Ignacio Sanz
Ciertas novelas tienen el don de trastocarnos, de emocionarnos, de reconciliarnos con la lectura, de constatar que, por más que el camino a veces resulte penoso, al final merece la pena recorrerlo para llegar a puertos que ofrecen tantas maravillas. No conocía a Afonso Cruz (Figueira da Foz, 1971) que forma parte de las nuevas y potentes hornadas de narradores portugueses. Quiero decir que esta es la primera novela que leo, aunque según parece, se trata de un autor muy celebrado no sólo en Portugal sino en Europa donde ha alcanzado grandes reconocimientos. No me extraña. Narra los disparates con tanta naturalidad, escribe con tal trasfondo filosófico que, a veces recuerda a Cervantes, a veces a García Márquez. Esparce el surrealismo a su alrededor con tanta ligereza que uno no puede sino enamorarse de autores que, como él, nos salvan de nuestra sempiterna condición de lectores.
Pero vayamos por partes. La acción se desarrolla en El Alentejo. Eso para empezar. Quien no lo conozca, baste decir que es una vasta región portuguesa paredaña con Extremadura, una región en la que domina el granito, la pobreza y la despoblación. Podría ser Teruel, Cuenca o Soria, donde, que sé yo por qué, abundan los personajes excéntricos que producen los desiertos. Los personajes excéntricos suelen ser personajes poéticos. Y los que recorren las páginas de esta novela lo son también. Parecen dotados de alas. A veces de alas y picos carroñeros. Pero ahí, en ese ambiente, se van desarrollando los acontecimientos en torno a una muchacha llamada Rosa, a su abuela Antónia, a una millonaria inglesa que duerme dentro del esqueleto de una ballena y que se rodea a su vez de personajes excéntricos como un cura rijoso o como el anciano profesor Borja que, al final, adquiere un protagonismo creciente al lado de Rosa. Los personajes descabellados entran y salen con naturalidad de las páginas para asombro del lector. El profesor Borja, entre otras lindezas, promueve un viaje a Tierra Santa para que la abuela Antónia vea cumplido uno de sus sueños. Y así, trampantojo tras trampantojo, convierte una de las aldeas alentejanas en Jerusalen. Un disparate propio de El Quijote.
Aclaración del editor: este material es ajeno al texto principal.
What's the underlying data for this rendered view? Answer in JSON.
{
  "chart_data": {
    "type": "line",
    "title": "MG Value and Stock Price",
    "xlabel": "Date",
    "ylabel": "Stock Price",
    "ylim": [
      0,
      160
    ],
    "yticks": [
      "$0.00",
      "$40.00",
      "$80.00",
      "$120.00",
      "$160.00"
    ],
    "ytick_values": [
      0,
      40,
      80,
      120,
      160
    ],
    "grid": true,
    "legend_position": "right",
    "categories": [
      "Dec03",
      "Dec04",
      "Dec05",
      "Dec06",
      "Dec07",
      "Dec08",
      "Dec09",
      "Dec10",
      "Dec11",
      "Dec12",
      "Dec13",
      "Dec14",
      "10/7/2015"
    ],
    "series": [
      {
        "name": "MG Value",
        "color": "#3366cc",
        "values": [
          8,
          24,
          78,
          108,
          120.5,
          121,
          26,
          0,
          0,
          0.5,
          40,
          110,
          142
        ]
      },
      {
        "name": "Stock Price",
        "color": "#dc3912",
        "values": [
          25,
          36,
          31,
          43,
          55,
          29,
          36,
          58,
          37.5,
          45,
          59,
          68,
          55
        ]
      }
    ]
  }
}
¿Qué pinta la cerveza en todo esto? Acaso lo aclare la cita cervecera con que se abre la novela, una cita que supongo apócrifa y que la da sentido y aliento a esta historia: «De la corrupción hablo con pompa y propiedad, y hasta puede que mejor que la parábola de Cristo, esa que dice que el cereal ha de morir para vivir, pues del cereal no solo hago nacer más cereal, sino que hago un verdadero milagro. De lo putrefacto, que está muerto y corrupto, obtengo pan líquido, que es la cerveza, néctar de reyes, alimento de pobres, ambrosía de sabios.»
Es decir, de la corrupción, de la descomposición de una sociedad, se puede llegar al néctar de reyes que es la cerveza. Pese a todo, no es el caso. Rosa, el personaje central acaba en Lisboa. Pero mejor desvelemos el final. Por cierto, un final al que le sigue otro equívoco final. Como si la novela no terminase nunca. Y así es, en el fondo, la novela no se acaba porque sigue viva durante días, durante semanas en la memoria del lector que ha quedado atrapado por el submundo descabellado que nos pinta Afonso Cruz, por ese halago de la cerveza y por esas consideraciones entre históricas y filosóficas que se hace en torno a este alimento líquido que tanto debía circular en Palestina en la época de Jesucristo y del que, sin embargo, extraña paradoja, no aparece ninguna referencia en los Evangelios.
Por mi parte, rendido ante esta prodigiosa novela, seguiré buscando otros libros de Afonso Cruz para vivir con intensidad el vértigo primigenio que da sentido a la lectura.